Modification: LRRK2: Transgenic
Disease Relevance: Parkinson's Disease
Strain Name: FVB/N-Tg(LRRK2)1Cjli/J
Genetic Background: BAC injected into fertilized FVB zygotes. Founder mice bred with FVB/N inbred mice for many generations, and then with FVB/NJ inbred mice.
Availability: Available through The Jackson Laboratory, Stock# 009610, Live.
These transgenic mice overexpress human wild-type LRRK2 (Li et al., 2009). The mice develop normally and do not exhibit any known motor deficits.
The WT-OX model uses a bacterial artificial chromosome (BAC) to overexpress human LRRK2. The BAC encodes the entire gene with 29 kb upstream and 42 kb downstream. Expression is controlled by endogenous regulatory elements. Transgene expression was approximately five-to 10-fold above the level of endogenous mouse Lrrk2.

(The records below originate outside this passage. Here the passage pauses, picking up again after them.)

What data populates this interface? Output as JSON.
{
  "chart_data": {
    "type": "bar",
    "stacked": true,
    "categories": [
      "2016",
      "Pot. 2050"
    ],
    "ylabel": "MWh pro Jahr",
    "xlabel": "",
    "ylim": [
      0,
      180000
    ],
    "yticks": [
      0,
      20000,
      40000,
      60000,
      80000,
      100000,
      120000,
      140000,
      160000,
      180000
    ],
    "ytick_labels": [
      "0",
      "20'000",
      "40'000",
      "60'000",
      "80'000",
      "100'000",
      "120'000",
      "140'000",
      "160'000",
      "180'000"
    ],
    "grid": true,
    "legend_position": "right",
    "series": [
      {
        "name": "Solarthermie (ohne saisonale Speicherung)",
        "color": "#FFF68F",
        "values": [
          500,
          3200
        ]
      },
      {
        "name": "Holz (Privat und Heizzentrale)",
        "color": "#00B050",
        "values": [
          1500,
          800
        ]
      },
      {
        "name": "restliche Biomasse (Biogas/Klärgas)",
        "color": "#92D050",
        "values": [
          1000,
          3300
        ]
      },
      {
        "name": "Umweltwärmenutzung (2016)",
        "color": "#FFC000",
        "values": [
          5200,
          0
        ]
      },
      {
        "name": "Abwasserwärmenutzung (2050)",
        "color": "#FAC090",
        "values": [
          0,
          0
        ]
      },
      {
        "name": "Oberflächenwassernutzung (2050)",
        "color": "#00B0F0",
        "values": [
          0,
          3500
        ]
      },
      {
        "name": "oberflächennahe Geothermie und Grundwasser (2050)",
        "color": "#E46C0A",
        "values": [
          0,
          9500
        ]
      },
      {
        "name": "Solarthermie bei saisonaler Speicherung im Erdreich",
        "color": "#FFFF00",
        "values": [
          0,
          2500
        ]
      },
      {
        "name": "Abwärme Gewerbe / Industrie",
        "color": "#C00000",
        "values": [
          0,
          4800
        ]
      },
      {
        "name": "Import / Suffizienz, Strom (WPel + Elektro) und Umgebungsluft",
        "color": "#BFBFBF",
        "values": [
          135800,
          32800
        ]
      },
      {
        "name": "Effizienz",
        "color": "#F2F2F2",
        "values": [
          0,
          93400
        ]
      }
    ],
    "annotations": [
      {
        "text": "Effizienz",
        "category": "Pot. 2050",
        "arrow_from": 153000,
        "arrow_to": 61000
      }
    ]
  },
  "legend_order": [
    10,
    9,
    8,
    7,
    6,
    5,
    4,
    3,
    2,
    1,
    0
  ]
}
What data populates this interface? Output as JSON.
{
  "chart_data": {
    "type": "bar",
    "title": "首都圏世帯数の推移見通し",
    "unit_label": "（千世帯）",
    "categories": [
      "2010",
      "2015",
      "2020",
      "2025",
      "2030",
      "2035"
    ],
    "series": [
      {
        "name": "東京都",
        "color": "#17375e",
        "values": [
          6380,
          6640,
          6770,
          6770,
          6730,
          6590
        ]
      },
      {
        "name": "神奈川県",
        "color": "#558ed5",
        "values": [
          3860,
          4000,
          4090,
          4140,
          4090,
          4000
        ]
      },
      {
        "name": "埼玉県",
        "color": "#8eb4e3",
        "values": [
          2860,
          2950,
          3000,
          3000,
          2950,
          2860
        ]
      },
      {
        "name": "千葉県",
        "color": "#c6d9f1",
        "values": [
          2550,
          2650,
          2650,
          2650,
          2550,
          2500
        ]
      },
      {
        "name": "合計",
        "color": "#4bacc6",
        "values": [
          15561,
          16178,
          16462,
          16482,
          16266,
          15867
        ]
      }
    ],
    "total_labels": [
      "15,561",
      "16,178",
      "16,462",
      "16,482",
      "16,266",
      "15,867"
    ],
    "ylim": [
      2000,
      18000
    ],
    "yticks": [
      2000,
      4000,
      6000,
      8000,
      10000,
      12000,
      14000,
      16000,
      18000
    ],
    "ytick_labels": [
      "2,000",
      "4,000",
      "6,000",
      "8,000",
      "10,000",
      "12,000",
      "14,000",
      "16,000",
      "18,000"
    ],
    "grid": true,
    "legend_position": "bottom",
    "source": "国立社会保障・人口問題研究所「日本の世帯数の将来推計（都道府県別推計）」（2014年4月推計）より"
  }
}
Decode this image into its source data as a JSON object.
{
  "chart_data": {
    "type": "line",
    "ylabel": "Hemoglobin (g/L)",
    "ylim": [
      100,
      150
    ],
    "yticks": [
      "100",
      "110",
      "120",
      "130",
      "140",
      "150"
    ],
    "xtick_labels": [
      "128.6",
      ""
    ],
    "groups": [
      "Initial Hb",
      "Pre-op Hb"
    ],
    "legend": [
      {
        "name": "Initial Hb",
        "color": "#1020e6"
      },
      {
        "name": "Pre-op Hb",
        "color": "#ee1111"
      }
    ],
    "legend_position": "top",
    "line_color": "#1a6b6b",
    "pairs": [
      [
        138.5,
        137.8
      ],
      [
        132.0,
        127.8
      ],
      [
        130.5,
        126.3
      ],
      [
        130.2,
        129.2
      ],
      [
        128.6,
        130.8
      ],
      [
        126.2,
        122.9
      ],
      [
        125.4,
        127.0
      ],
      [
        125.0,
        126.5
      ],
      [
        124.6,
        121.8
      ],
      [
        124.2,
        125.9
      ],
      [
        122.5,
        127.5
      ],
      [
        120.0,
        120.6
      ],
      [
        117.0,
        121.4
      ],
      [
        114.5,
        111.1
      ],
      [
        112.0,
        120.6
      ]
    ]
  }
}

These mice have not been extensively characterized, but hemizygous appear similar to nonTg mice. They developed normally and did not exhibit overt motor deficits. The only reported behavioral test, the number of rearings in the cylinder test at 10 months of age, did not reveal significant differences from wild-type mice.
A 188 kb human bacterial artificial chromosome (BAC) containing the entire human LRRK2 gene, with 29 kb upstream and 42 kb downstream.
When visualized, these models will distributed over a 18 month timeline demarcated at the following intervals: 1mo, 3mo, 6mo, 9mo, 12mo, 15mo, 18mo+.
- Motor Impairment
- Dopamine Deficiency
- Non-Motor Impairment
- α-synuclein Inclusions
- Mitochondrial Abnormalities
- Neuronal Loss
Last Updated: 22 Mar 2017
- Li Y, Liu W, Oo TF, Wang L, Tang Y, Jackson-Lewis V, Zhou C, Geghman K, Bogdanov M, Przedborski S, Beal MF, Burke RE, Li C. Mutant LRRK2(R1441G) BAC transgenic mice recapitulate cardinal features of Parkinson's disease. Nat Neurosci. 2009 Jul;12(7):826-8. PubMed.